Public Employees' Retirement System v. Lee

99 So. 3d 220, 2012 WL 798645
CourtCourt of Appeals of Mississippi
DecidedMarch 13, 2012
DocketNos. 2011-SA-00248-COA, 2009-SA-01630-COA, 2008-CT-00627-COA.
StatusPublished

This text of 99 So. 3d 220 (Public Employees' Retirement System v. Lee) is published on Counsel Stack Legal Research, covering Court of Appeals of Mississippi primary law. Counsel Stack provides free access to over 12 million legal documents including statutes, case law, regulations, and constitutions.

Bluebook
Public Employees' Retirement System v. Lee, 99 So. 3d 220, 2012 WL 798645 (Mich. Ct. App. 2012).

Opinion

ROBERTS, J.,

for the Court.

¶ 1. This opinion represents the consolidation of three separate appeals that arose from the same nucleus of operative facts.1 [222]*222Albert “Butch” Lee worked as an instructor at the Mississippi Fire Academy for more than twenty-one years. On November 5, 2004, Lee injured his back while he was on the job and preparing a training scenario for fire academy candidates. Specifically, Lee was lifting a 160 to 170 pound training dummy from the back of a vehicle. When Lee turned to drop the training dummy into a hole, he felt a sudden sharp and “excruciating” pain that went from his “shoulder blades, all the way down through [his] groin [and] into [his] legs.”

¶2. Lee initially believed his pain was related to other problems. After eliminating other potential causes of his pain, Lee was referred to Dr. Bruce Senter, an orthopedic surgeon. Lee first saw Dr. Sen-ter on December 21, 2004. Dr. Senter’s notes indicate Lee had been suffering from significant back pain since lifting a training dummy. Dr. Senter’s notes also state that Lee had also suffered from long-term chronic low-back pain prior to his training-dummy injury. Dr. Senter ordered x-rays on Lee’s back. According to Dr.

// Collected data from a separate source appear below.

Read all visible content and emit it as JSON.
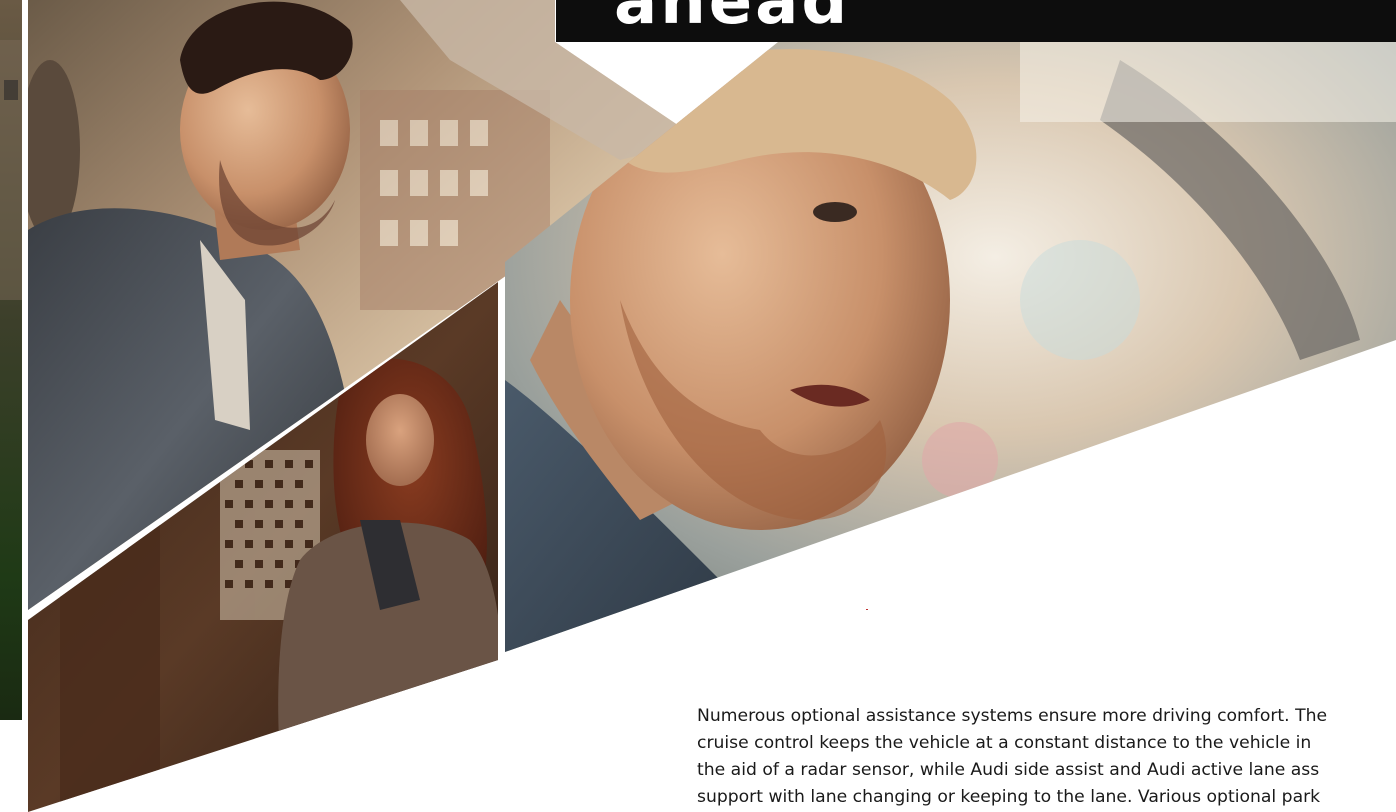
{
  "header": {
    "title": "ahead"
  },
  "body": {
    "lines": [
      "Numerous optional assistance systems ensure more driving comfort. The",
      "cruise control keeps the vehicle at a constant distance to the vehicle in",
      "the aid of a radar sensor, while Audi side assist and Audi active lane ass",
      "support with lane changing or keeping to the lane. Various optional park"
    ]
  },
  "colors": {
    "title_bar": "#0d0d0d",
    "title_text": "#ffffff",
    "body_text": "#1a1a1a",
    "page_background": "#ffffff"
  },
  "photos": [
    {
      "name": "left-edge-photo",
      "subject": "car interior edge, dark green"
    },
    {
      "name": "driver-profile-photo",
      "subject": "man in tweed jacket driving, looking right"
    },
    {
      "name": "woman-street-photo",
      "subject": "woman with red hair in brown leather jacket"
    },
    {
      "name": "driver-closeup-photo",
      "subject": "close-up of bearded blond driver"
    }
  ]
}
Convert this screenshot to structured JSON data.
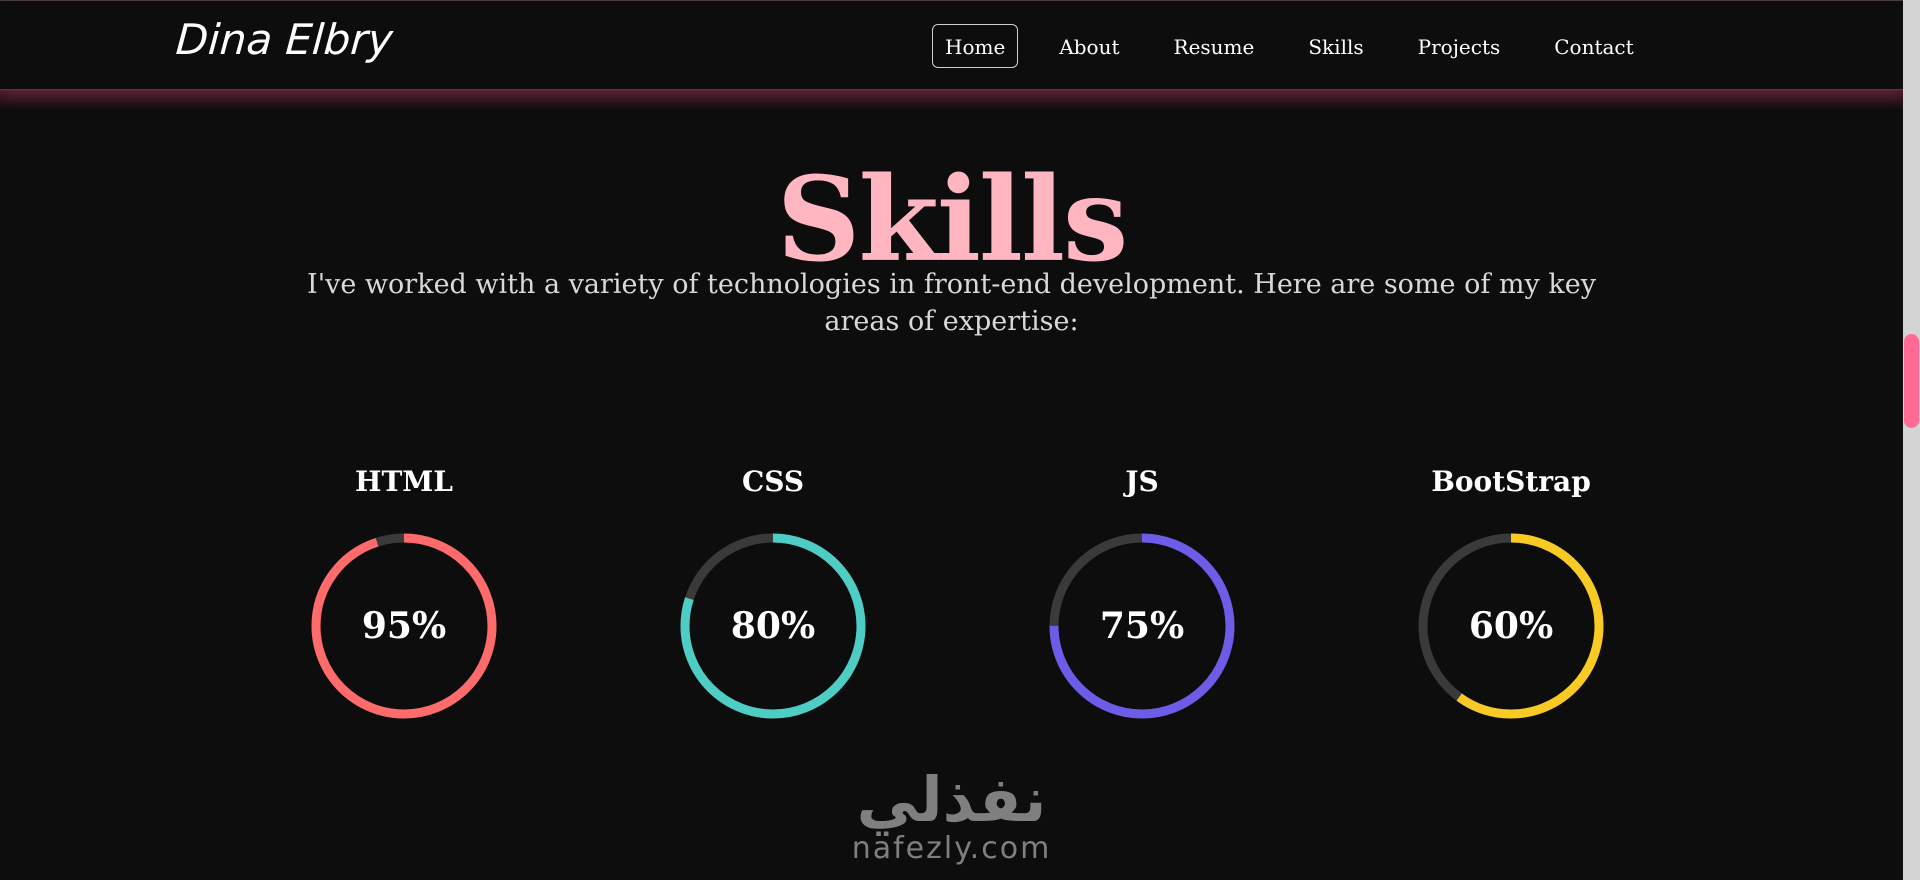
{
  "brand": "Dina Elbry",
  "nav": {
    "items": [
      {
        "label": "Home",
        "active": true
      },
      {
        "label": "About",
        "active": false
      },
      {
        "label": "Resume",
        "active": false
      },
      {
        "label": "Skills",
        "active": false
      },
      {
        "label": "Projects",
        "active": false
      },
      {
        "label": "Contact",
        "active": false
      }
    ]
  },
  "skills": {
    "title": "Skills",
    "subtitle": "I've worked with a variety of technologies in front-end development. Here are some of my key areas of expertise:",
    "items": [
      {
        "name": "HTML",
        "percent": 95,
        "label": "95%",
        "color": "#ff6b6b"
      },
      {
        "name": "CSS",
        "percent": 80,
        "label": "80%",
        "color": "#4ecdc4"
      },
      {
        "name": "JS",
        "percent": 75,
        "label": "75%",
        "color": "#6c5ce7"
      },
      {
        "name": "BootStrap",
        "percent": 60,
        "label": "60%",
        "color": "#f9ca24"
      }
    ],
    "track_color": "#3a3a3a"
  },
  "watermark": {
    "arabic": "نفذلي",
    "latin": "nafezly.com"
  },
  "colors": {
    "background": "#0d0d0e",
    "title_pink": "#ffb6c1",
    "accent_pink": "#ff6b94"
  }
}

Senter, Lee’s x-rays indicated that Lee had grade I L4 and L5 spondylolisthesis — a condition in which a bone in the lower part of the spine slips out of the proper position onto the bone below it — with marked degenerative disc disease. Dr. Senter then ordered a magnetic resonance image (MRI) of Lee’s back and released Lee to continue to work pending the results of the MRI. According to Dr. Senter, the MRI of Lee’s back confirmed Dr. Senter’s diagnosis of spondylolisthesis. Dr. Senter later explained that Lee had “not only a bulging disk or ruptured disk, but in essence a dead disk.”

¶ 8. Lee got a second opinion from Dr. Collum.2 Lee did not introduce Dr. Col-lum’s medical records into evidence. Even so, Dr. Senter’s notes reflect that Dr. Col-lum recommended treating Lee’s pain with nerve blocks. According to Dr. Senter, Dr. Collum further recommended that Lee undergo spinal fusion surgery if nerve blocks did not successfully treat Lee’s pain.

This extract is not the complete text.